Journaliste à Mediapart

Laurent Joffrin est partout ce mercredi 12 juin, lorsque l'on ouvre la presse. Chez lui d'abord, dans Libération, où il écrit que «Libération n'est pas seulement un journal, mais un atelier de production d'idées, de contenus et de valeurs qui s'exprime à travers le site Internet, l'image, le son et les événements, autant que par l'intermédiaire du quotidien papier. Cette évolution va à coup sûr s'accentuer ce qui entraînera la réinvention permanente de notre journal et la transformation de ses méthodes de travail». Bel exercice de communication interne, absolument incompréhensible à l'extérieur, si ce n'est que Libé, ou du moins son PDG, ne considère plus qu'il relève de la presse — entendez presse papier — et qu'il offre des articles — mais plutôt des contenus. Discours déjà entendu ailleurs:
Emily Bell du Guardian: «We 're moving away from defining ourselves as a newspaper company. But we are still news. We are news-oriented, we are a news media company.»
Dan Bogler du Financial Times: «We see ourselves as a news organization and we're becoming much more agnostic about our distribution channels.»
Jonathan Landman du New York Times: «We're a news and information company, not just a newspaper or print company.»
Quand je pense à la vieille américaine qu'on appelait la Gray Lady, aurait chanté Sardou...

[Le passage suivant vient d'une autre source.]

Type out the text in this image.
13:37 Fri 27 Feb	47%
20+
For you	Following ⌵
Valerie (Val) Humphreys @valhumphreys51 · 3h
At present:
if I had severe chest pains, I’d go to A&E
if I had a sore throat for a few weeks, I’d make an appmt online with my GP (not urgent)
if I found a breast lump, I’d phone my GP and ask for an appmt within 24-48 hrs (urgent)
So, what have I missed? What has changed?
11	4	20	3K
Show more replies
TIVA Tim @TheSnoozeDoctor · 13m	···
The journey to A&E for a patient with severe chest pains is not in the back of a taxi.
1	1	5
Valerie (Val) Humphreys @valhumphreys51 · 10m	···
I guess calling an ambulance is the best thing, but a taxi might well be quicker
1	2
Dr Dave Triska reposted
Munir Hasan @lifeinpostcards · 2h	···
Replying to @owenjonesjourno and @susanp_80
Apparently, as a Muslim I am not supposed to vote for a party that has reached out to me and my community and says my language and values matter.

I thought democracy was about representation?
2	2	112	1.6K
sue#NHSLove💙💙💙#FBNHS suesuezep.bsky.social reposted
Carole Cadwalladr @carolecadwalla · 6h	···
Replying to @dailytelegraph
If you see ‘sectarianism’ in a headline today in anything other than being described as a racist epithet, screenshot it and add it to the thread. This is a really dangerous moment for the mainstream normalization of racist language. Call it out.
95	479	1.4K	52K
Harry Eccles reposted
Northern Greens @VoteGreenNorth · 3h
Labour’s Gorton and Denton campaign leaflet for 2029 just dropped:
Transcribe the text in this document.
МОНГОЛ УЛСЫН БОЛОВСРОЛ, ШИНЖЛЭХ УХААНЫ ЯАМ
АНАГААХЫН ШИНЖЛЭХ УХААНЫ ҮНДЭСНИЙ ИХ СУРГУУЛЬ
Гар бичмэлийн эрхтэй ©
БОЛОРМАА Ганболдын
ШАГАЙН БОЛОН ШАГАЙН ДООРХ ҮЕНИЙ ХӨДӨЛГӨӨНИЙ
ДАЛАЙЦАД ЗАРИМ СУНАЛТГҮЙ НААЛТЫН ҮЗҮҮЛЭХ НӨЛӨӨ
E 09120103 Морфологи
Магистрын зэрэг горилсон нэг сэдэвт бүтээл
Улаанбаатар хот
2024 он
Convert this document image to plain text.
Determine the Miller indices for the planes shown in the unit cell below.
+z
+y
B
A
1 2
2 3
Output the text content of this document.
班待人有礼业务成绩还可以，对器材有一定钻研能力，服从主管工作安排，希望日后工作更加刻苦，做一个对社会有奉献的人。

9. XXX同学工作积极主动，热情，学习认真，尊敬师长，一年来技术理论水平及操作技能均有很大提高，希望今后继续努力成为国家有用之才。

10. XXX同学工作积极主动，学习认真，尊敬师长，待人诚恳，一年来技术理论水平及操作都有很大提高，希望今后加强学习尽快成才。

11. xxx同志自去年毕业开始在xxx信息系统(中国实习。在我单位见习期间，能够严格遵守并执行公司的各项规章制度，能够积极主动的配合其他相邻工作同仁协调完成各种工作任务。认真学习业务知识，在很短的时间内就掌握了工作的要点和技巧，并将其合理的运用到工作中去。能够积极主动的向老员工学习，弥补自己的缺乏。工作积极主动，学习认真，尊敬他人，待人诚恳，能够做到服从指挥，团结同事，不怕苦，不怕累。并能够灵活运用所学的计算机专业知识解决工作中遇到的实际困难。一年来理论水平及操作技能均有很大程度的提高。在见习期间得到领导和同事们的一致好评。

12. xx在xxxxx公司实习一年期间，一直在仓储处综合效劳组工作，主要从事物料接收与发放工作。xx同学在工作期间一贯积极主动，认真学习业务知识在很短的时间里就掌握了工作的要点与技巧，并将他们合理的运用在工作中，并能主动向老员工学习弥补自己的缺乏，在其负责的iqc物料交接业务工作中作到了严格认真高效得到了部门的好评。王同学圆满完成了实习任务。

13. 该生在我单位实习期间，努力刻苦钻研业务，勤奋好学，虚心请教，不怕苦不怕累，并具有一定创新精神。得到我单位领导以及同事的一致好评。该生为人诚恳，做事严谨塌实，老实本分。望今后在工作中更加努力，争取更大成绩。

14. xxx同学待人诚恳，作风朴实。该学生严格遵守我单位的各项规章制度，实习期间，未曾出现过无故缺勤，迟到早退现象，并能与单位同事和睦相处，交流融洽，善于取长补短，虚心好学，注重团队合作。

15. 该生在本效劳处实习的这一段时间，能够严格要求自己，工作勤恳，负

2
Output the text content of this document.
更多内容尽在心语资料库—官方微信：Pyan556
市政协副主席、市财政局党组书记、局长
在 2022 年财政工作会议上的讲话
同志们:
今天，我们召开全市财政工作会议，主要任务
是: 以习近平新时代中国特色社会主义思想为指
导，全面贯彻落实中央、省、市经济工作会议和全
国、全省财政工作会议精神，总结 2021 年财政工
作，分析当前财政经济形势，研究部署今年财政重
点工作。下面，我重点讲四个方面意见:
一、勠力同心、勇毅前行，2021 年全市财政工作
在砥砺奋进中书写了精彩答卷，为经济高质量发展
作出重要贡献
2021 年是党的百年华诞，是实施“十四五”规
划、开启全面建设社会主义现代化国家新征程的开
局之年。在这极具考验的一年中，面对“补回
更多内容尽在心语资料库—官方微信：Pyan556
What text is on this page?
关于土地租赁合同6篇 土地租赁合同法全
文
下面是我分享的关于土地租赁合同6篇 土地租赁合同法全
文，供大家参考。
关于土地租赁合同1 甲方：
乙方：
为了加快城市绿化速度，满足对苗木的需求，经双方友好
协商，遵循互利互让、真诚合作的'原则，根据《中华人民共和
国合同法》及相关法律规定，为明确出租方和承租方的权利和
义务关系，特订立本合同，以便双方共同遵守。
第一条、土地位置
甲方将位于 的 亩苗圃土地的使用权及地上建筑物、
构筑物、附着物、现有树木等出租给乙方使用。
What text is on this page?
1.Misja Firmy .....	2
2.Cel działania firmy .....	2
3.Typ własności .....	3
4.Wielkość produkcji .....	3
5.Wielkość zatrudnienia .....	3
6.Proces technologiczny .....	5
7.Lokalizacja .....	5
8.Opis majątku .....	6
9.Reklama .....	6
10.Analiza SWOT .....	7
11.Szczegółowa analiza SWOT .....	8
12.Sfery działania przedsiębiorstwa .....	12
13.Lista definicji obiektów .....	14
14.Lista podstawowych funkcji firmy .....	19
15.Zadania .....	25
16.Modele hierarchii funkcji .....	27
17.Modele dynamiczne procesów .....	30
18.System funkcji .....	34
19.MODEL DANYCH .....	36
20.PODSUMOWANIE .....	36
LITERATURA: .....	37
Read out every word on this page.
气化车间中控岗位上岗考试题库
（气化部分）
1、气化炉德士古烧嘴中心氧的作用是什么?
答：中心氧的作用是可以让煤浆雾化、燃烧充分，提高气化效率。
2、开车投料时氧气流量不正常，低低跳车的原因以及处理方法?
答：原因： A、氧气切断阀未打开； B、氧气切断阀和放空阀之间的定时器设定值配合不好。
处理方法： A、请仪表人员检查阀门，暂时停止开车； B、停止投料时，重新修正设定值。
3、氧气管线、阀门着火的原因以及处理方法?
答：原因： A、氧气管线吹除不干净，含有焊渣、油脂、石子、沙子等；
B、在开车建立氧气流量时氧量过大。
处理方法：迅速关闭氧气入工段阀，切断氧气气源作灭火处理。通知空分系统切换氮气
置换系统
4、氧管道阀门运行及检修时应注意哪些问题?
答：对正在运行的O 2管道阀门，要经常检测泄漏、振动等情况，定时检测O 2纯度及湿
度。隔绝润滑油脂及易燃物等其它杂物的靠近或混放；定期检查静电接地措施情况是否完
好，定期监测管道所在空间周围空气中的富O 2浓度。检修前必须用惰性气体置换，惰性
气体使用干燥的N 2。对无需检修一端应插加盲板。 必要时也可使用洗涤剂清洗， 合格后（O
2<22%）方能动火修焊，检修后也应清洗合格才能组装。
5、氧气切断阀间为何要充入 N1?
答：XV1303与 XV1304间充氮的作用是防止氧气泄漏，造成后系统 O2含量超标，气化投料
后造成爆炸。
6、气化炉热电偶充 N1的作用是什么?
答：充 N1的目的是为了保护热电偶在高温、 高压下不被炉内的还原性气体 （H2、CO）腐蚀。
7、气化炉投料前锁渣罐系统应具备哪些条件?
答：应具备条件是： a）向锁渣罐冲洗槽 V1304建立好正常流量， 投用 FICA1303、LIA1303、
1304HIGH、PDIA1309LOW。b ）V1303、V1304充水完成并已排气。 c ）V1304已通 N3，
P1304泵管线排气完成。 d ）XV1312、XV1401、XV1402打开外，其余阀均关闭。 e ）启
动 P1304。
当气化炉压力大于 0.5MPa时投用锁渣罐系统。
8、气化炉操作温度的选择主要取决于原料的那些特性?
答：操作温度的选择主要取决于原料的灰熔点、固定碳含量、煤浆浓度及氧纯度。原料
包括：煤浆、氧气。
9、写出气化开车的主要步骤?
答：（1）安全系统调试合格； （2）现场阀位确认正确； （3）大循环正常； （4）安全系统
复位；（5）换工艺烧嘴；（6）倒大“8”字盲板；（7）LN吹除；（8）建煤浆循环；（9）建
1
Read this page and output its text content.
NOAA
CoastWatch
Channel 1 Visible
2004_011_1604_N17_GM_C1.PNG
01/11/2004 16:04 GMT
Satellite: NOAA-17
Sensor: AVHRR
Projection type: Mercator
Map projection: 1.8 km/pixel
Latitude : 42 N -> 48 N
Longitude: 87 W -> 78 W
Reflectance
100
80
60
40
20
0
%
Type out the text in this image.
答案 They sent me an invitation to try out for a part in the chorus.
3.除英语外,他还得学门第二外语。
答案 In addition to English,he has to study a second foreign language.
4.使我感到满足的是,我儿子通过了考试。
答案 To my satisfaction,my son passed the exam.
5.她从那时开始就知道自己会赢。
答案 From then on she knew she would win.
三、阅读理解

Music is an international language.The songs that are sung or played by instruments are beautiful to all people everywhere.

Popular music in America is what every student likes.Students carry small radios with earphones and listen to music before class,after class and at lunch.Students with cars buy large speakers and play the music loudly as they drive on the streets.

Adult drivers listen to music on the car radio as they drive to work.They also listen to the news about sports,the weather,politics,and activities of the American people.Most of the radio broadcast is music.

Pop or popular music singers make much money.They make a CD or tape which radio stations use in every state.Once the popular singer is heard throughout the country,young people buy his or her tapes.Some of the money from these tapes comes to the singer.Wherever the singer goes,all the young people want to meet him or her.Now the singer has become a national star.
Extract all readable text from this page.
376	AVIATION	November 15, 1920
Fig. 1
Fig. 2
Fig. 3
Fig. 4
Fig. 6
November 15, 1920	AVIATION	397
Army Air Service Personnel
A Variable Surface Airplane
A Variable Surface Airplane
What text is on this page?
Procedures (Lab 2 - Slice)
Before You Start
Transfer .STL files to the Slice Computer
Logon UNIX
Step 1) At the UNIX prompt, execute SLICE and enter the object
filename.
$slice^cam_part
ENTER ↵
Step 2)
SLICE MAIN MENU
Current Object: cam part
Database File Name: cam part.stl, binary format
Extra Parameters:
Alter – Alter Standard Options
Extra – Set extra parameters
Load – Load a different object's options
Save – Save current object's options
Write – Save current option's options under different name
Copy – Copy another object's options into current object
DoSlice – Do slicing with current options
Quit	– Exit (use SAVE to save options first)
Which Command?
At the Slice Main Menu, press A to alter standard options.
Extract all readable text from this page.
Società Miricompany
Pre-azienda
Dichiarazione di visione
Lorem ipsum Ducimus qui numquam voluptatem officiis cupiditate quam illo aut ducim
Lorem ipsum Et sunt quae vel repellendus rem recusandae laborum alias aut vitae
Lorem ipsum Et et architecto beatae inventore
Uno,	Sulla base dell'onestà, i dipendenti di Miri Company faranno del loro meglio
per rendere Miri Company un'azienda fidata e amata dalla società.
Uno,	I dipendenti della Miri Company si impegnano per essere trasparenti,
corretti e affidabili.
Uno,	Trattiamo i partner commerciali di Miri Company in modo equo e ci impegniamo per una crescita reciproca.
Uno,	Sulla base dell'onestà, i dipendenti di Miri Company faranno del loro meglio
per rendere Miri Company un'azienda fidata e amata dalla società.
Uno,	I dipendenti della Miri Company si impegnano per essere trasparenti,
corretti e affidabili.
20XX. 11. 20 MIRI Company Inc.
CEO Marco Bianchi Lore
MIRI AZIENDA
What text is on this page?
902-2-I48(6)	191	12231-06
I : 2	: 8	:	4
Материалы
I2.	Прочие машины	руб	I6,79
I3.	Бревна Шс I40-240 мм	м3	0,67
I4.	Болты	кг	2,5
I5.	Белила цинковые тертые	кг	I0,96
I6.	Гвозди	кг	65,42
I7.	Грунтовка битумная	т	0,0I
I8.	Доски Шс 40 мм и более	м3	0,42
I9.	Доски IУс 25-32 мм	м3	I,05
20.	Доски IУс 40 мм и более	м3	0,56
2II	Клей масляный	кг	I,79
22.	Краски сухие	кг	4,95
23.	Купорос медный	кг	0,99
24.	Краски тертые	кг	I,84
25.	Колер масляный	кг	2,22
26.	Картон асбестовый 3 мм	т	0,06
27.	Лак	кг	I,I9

Pendant ce temps, Mediapart fait le chemin inverse et tente de faire reconnaître qu'on peut être une entreprise de presse sans abattre des arbres pour imprimer ses articles.
Le patron de Libération se fait beaucoup plus clair chez un concurrent, puisque Les Echos publient, le même jour, une interview: «Nous avons engagé une réflexion de fond sur les contenus du quotidien papier et du Web que je présenterai aux actionnaires et à l'équipe. « Libération » doit être dans un processus permanent de transformation. La situation actuelle nous conduit à redéfinir ce qu'est le journal et la nature de l'entreprise Libération. Le rapport au lecteur a changé. De plus en plus, le journal papier doit être bien autre chose que la synthèse de l'actualité de la veille. Nous devons proposer une offre globale « papier + Web » enrichie par d'autres produits hebdomadaires ou mensuels. Il y a encore trop de redondances entre le papier et le Web. Par ailleurs, nous devons réfléchir à une augmentation de notre offre de fin de semaine. Enfin, « Libération » doit aller plus loin dans l'incarnation de sa marque. Cela suppose une modification de l'organisation de la rédaction pour constituer une plate-forme commune de production « image-texte-son » qui nous permettrait de produire des images. Soit pour une émission sur une chaîne, soit pour la simple vente de reportages.»

On retrouve là, le serpent de mer déjà formulé lors de l'élaboration de Libé III (1994) de «renforcer l'offre du samedi». Sauf que cette fois, l'urgence pourrait donner plus de réalité à ce projet et — qui sait? — concrétiser la rumeur qui veut que Laurent Joffrin propose de laisser le traitement de l'actualité en continu à Liberation.fr, de confier l'expertise quotidienne aux blogs et de restreindre les parutions de 6 par semaine (tous les jours sauf le dimanche) à 3 (lundi, mercredi, samedi). Le lundi, dit le bruit, regrouperait les pages Rebonds (des tribunes libres et des analyses maison), le mercredi les livres et le cinéma, le week-end la culture, les idées de sorties, les reportages.